Light saturated photosynthetic rate was increased by about 60% for all cultivars at higher CO2. However, photosynthetic acclimation to eCO2 was evident only in the cultivar Sunvale. Mechanistic analysis of gas exchange data showed large variation in maximum carboxylation capacity of Rubisco (Vcmax) and photosynthetic electron transport rate (Jmax). In most cases, Vcmax was increased while Jmax decreased in plants grown at elevated CO2. This suggests that a reallocation of biochemical resources occurs in favour of Ribulose-1,5- Bisphosphate Carboxylase/Oxygenase (Rubisco) over RuBP regeneration under eCO2.
In 2009, eight cultivars (Janz, Yitpi, Kauz Dwarf (Zebu), H45, Hartog, Drysdale, Silverstar and AGT Gladius are being evaluated in the AGFACE facility to assess their morphological and physiological responses to eCO2. These cultivars reflect differences in tillering habit, stem carbohydrate storage, transpiration efficiency and early vigour. We aim to report genotypic response in these cultivars following data analysis. To date, differences in genotypic responsiveness to increased CO2 indicate value in a physiological understanding towards selection for improved wheat adaptation to climate change.

It was also hypothesized that growth under eCO2 alleviates stress conditions such as higher temperature and limited water supply, and this would be reflected in a reduced need for photoprotection and low-molecular antioxidants. In line with results from previous eCO2 experiments, Asat and electron transport rates (calculated from PSII) were stimulated by CO2. The ratio of electron transport rate to Asat, a surrogate for electron flow to CO2, suggests there were fewer electrons in excess of the need for CO2 fixation in eCO2 grown plants relative to aCO2. Although this confirms our first hypothesis, a corresponding decrease in antioxidative capacity was only observed under most favourable growing conditions (TOS1 irrigated), suggesting plants adequately maintained antioxidative capacity under additional stress conditions.

The stimulatory effect of eCO2 on plant growth is dependent on adequate nutrient supply. For example, N concentrations in plant tissues generally decrease under eCO2, which in leaves is commonly related to a decrease in Rubisco concentration and activity, and therefore linked to photosynthetic down-ward acclimation. This effect is also of direct concern for food production where decreased N and protein content can have negative effects on product quality (e.g. grain protein). Plant nutrient metabolism appears to adjust to a new physiological equilibrium under eCO2 which limits the extent to which nutrient application can ameliorate the situation. What the control points are for an adjustment of plant N metabolism is unclear.
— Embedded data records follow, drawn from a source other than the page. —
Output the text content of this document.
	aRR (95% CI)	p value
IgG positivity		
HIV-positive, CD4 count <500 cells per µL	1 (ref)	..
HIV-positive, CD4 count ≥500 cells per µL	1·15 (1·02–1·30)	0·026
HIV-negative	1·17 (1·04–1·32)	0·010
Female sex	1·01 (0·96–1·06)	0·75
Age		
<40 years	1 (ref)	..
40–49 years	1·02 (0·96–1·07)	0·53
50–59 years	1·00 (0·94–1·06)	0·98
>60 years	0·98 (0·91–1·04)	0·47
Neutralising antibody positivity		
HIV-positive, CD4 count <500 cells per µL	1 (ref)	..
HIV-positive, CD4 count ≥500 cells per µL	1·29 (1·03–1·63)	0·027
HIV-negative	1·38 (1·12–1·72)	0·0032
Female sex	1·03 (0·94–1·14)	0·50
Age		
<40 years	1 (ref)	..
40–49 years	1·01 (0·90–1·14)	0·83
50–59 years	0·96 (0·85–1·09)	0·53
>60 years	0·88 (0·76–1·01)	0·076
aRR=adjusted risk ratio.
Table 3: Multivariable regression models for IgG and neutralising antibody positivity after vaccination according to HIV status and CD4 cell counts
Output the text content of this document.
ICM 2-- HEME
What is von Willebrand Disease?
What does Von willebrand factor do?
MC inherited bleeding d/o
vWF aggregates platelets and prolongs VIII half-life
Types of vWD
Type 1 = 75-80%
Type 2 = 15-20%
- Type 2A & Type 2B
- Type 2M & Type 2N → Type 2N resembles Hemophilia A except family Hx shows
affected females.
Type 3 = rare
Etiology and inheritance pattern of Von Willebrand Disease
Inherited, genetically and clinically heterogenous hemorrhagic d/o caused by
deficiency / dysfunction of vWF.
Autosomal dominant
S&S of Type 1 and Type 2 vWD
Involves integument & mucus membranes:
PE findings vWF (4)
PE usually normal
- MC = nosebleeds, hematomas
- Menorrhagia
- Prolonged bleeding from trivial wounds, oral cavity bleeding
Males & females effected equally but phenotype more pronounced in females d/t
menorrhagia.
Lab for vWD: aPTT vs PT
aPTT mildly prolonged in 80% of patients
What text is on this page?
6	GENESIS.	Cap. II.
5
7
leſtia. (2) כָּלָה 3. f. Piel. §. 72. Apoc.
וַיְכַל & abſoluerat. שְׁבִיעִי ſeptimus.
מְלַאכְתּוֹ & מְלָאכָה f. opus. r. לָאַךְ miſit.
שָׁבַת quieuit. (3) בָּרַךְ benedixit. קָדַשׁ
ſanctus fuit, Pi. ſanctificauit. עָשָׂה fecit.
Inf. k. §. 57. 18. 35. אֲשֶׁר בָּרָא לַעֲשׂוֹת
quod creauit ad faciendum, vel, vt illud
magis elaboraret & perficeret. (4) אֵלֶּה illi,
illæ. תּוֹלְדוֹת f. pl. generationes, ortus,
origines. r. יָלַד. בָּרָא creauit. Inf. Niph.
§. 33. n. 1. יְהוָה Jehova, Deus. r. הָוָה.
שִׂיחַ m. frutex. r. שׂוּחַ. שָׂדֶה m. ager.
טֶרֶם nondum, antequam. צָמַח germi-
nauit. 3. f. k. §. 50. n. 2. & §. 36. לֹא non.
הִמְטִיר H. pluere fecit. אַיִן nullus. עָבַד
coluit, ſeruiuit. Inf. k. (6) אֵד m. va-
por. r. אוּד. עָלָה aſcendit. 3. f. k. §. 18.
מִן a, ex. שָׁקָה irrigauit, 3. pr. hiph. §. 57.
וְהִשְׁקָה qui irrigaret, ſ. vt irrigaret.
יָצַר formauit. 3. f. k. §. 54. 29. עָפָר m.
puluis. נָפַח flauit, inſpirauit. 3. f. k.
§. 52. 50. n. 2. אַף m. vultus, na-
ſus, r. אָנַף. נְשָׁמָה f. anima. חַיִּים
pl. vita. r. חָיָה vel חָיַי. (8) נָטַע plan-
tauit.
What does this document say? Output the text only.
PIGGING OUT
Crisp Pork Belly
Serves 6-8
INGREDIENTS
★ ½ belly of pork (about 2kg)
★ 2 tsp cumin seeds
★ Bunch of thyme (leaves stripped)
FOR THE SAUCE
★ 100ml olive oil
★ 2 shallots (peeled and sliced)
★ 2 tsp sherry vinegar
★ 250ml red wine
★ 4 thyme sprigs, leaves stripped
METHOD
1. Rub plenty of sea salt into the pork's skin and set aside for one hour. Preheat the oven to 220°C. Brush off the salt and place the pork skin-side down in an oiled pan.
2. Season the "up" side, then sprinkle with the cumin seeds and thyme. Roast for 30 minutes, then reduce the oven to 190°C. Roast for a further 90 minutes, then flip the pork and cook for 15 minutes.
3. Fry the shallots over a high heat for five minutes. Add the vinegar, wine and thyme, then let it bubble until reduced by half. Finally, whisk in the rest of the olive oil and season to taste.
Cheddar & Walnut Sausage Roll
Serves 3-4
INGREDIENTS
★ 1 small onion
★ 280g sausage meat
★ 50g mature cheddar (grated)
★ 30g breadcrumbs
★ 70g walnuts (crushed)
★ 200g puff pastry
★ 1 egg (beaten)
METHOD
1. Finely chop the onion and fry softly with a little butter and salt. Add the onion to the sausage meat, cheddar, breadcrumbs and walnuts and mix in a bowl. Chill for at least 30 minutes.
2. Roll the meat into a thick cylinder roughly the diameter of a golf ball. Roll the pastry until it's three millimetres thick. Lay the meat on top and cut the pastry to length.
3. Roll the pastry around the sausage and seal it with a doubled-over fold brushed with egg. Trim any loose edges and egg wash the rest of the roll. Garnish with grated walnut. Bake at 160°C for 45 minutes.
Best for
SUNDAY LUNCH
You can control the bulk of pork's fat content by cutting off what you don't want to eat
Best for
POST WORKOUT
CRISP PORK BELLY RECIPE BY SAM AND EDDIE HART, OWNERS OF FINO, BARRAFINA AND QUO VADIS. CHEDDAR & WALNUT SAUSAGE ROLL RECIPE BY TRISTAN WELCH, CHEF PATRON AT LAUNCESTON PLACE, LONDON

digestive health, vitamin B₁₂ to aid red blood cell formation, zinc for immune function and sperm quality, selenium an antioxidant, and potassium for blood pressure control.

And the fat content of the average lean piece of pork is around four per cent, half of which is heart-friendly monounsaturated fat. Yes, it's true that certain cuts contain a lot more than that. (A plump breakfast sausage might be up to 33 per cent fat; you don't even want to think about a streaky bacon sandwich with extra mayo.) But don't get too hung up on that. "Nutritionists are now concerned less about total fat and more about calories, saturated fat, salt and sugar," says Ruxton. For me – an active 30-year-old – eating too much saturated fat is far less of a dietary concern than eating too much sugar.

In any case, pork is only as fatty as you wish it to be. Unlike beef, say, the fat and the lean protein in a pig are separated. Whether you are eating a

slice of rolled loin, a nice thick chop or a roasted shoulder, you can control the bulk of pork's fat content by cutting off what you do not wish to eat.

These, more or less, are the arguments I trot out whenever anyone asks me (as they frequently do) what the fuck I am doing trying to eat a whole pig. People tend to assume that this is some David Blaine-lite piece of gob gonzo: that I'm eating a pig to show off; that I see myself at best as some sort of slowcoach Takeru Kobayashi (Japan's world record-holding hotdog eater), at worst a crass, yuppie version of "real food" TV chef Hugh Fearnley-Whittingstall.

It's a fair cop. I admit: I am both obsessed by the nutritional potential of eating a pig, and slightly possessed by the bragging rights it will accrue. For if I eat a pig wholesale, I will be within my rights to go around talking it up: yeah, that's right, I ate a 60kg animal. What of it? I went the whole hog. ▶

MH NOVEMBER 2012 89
Rubisco metabolism in leaves, N assimilation, N translocation or N uptake are all potential key steps that may be inhibited or downregulated under eCO2. To achieve the best possible growth response whilst maintaining product quality, it is important to understand plant nutrient metabolism under eCO2.

What is clear from this work is that even with the relatively narrow range of genotypes tested in this experiment, there were significant biochemical and physiological adaptation to future carbon dioxide rich climates that indicate that breeding of better adapted cultivars is possible. These resilient cultivars show promise in meeting the challenge of climate change.

The impact of eCO2 on ecosystem function, in particular N cycling is discussed in detail in the project ANZ-04.